The trump factor is the fear factor.

Trump has tapped into America’s most basic energy: Fear.

Trump has tapped into America’s most basic energy: Fear. He addresses crowds of paid and unpaid supporters to cheer for him as he stokes Americas fear. This fear can be seen in many ways, but Dr. Karl Albrecht defines five: Extinction—the fear of annihilation, of ceasing to exist. Mutilation—the fear of losing any part of our precious bodily structure. Loss of Autonomy—the fear of being controlled by circumstances beyond our control. Separation—the fear of abandonment, rejection, and loss of connectedness; of becoming a non-person. Ego-death—the fear of humiliation, shame, or any other mechanism of profound self-disapproval[i] All of these could be summed up to describe trump himself and for that matter any person in power who is afraid of losing it. But I am talking about the fear he stokes in his base. Data for Progress in 2018 defined trump’s base as mostly White men (but women as well), evangelical, (mostly)non-college, earning $50,000 or more, living in rural areas, and over 50 (but this is debatable looking at his rallies).[ii] It is this group I am referring to when I ask where and who’s fear is trump stoking? And what type of fear is he stoking? Maslow’s fear.

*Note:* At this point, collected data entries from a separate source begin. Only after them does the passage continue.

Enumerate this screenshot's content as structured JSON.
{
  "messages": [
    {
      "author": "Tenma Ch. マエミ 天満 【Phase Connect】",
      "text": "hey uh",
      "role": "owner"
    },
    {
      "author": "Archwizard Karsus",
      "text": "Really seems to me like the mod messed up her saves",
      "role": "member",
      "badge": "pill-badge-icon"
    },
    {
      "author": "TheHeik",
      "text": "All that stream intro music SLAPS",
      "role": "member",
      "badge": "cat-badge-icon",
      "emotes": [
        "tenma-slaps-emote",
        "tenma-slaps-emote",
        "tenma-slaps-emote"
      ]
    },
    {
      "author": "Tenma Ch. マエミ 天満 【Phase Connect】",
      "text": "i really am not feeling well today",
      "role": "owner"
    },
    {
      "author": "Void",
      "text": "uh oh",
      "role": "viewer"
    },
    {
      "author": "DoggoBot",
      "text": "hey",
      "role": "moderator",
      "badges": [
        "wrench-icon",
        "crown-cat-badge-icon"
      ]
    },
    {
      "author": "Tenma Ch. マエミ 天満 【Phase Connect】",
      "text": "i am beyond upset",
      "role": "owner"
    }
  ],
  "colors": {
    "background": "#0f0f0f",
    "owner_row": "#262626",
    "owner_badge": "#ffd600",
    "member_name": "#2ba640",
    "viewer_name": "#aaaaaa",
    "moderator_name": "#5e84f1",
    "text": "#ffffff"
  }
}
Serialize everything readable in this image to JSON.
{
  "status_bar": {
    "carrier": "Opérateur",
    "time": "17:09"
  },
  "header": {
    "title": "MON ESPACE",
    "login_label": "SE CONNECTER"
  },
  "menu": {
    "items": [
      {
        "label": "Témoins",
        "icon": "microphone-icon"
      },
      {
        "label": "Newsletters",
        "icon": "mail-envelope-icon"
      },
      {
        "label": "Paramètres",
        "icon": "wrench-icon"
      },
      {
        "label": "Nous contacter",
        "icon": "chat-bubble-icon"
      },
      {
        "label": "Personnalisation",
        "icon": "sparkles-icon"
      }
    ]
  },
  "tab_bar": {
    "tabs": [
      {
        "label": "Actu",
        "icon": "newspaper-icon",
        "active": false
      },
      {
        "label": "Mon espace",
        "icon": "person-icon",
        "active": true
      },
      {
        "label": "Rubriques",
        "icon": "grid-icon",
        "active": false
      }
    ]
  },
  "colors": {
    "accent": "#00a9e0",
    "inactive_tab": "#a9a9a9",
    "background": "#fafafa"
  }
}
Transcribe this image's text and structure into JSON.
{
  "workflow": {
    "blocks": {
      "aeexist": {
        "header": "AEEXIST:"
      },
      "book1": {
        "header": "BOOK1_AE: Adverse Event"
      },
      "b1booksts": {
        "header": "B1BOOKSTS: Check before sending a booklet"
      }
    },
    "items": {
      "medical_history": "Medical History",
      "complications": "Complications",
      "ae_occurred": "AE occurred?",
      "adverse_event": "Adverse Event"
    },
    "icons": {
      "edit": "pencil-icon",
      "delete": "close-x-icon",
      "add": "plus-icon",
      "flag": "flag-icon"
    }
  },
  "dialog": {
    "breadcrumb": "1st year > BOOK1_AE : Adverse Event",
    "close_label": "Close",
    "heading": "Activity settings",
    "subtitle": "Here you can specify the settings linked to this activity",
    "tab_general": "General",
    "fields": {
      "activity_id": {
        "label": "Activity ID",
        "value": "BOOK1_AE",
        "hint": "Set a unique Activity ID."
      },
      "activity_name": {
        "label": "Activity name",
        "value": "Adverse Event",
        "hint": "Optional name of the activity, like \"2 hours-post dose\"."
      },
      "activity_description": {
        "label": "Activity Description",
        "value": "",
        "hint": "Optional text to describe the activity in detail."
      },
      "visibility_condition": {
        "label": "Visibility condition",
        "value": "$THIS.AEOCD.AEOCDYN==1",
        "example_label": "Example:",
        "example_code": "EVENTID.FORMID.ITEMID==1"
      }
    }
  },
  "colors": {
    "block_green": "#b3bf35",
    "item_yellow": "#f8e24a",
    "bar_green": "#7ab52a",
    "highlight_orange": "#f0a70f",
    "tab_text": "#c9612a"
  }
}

Maslow has been ground breaking in the area of motivational theory. Maslow’s theory has three areas of needs comprised of 5 level. Within the first level of Basic Needs are Physiological needs – food, clothing, shelter and Safety needs – protection from elements, security, order, law, stability, freedom from fear. Within level 2 are The Psychological needs of attachment the need to love and be loved and esteem need to respect oneself and be respected. The third level is that if Self-Fulfillment needs which is the need of self-actualization need to achieve one’s goals.[iii] Tyler Jones realized that. “society has made it rather difficult for people to reach the goal of self-actualization”.[iv] What I notice in trump’s speeches is his ability to stoke the fear of the loss of his base’s basic needs. The Physiological needs can be seen in his talk of how immigrants are taking jobs. This is something America has been saying since the before the first boats started landing on Ellis Island. When the crowd is ‘fire up’ (I will get to this phrase later) he charges that immigrants are illegal which plays into Albrecht’s fears. The threat of America being ‘over-run’ with illegal immigrants allows him to attack both basic needs of physiological and safety. Next comes the fear that the “democrats” are taking away your guns which feeds into the basic need of safety.

The rallies themselves are a way in which trump builds a false sense of psychological needs. He is a showman and his shows are just that. When he goes to a rally and praises Montana congressman for assaulting a reporter as another member of the media, a journalist, is killed and dismembered. He is giving the crowd a sense of belonging and getting a feeling as if he belongs. His praises equate to esteem he has for those who will commit acts that will justify his own behavior. There is only one person who will attain the final level of Self-fulfillment and that is trump. He keeps the country focused and divided within the bottom basic needs and stokes his base’s fear that hey must follow him for he will protect their basic needs all the while they are not realizing that they are lifting him up to the highest level.

No one can belong to anything if they are fighting for what is perceived as a fight for basic needs. It is time to make voting compulsory for all in America. Elections are not won by those who vote as much as it won by those who don’t or can’t vote. We are slipping away from FDR’s dream of country on the brink of war. “The Only Thing We Have to Fear Is Fear Itself[v]

[i] The (only) 5 fears we all share, Dr. Karl Albrecht Ph. D., March 22, 2012

[ii] Data for politics #14: Who is trump’s base? August 23, 2018,

[iii] Maslow’s hierarchy of needs, Tyler Jones, March 14, 2017,

[iv] Maslow’s hierarchy of needs, Tyler Jones, March 14, 2017,

[v] Franklin D. Roosevelt, Inaugural Address, March 4, 1933, as published in Samuel Rosenman, ed., The Public Papers of Franklin D. Roosevelt, Volume Two: The Year of Crisis, 1933 (New York: Random House, 1938), 11–16.